Importantly, there is a chapter on the Blessed Mother that recounts some of her apparitions and miracles associated with them, including the “Miracle of the Sun” at Fatima.
Another fascinating topic that is explored: stigmata.
In addition, the author highlights miracles brought about by the application of relics of different saints and even rocks from the cave of St. Michael in Gargano, Italy. In the case of the Prince of Angels, “St. Michael plays a significant role in the spiritual world. … It is no wonder however that exorcists have recourse to him in exorcisms, given his role in the war in heaven.” St. Michael was directly associated with exorcism by Pope Leo XIII, readers will learn.
Overall, much of the book is spent identifying, defining and exemplifying legitimate miraculous phenomena, including levitation (readers will discover that St. Teresa of Ávila experienced this) and incorruptibility. The story of the first saint found to be incorrupt — St. Cecilia — is fascinating.
Throughout, Blai presents everything in a clear, understandable way.
Readers will appreciate the section on Eucharistic miracles, such as at Lanciano and in Buenos Aires (under then-Archbishop Jorge Bergoglio).
The final chapters deal with distinguishing between real miraculous supernatural events, mental illness and demonic counterfeits, all important parts of Blai’s specialty. “If the Church too quickly believed claims of miracles or demons [in the case of the mentally ill], people would not be served well but could be reinforced in delusional beliefs that do harm to them,” he writes. With just enough detail, he gives clear examples of what constitutes the frauds, including New Age beliefs, trying to contact the dead, demonic counterfeit apparitions and “parlor tricks,” false faith healers, and more, also explaining why the Church forbids the faithful in engaging in hypnosis.
“Real miracles are proofs of God, but we cannot build a faith based only on them,” he writes. “We need a living relationship with God through his Church. The main vehicles of grace are the Word of God and the sacraments, instituted by Christ. The center and goal of Christian faith is a living relationship with the Jesus, the Father, and the Holy Spirit.
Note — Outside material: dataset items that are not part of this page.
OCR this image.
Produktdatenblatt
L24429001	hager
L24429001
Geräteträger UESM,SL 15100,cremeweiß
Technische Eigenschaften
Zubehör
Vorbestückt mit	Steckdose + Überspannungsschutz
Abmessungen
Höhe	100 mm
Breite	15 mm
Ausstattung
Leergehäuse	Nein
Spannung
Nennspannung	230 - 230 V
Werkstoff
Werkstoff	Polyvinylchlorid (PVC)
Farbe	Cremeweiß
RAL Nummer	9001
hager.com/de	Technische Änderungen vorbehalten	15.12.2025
“God has continued to give miracles to the world since the time of Christ; they have not stopped, and we may confidently believe they will never stop. Many are quiet miracles that nobody hears about; others are prominent and shared the world over. Let us hope that these stories inspire the world — beginning with you — to seek God, and to seek that miracle that is beyond all others: Salvation.”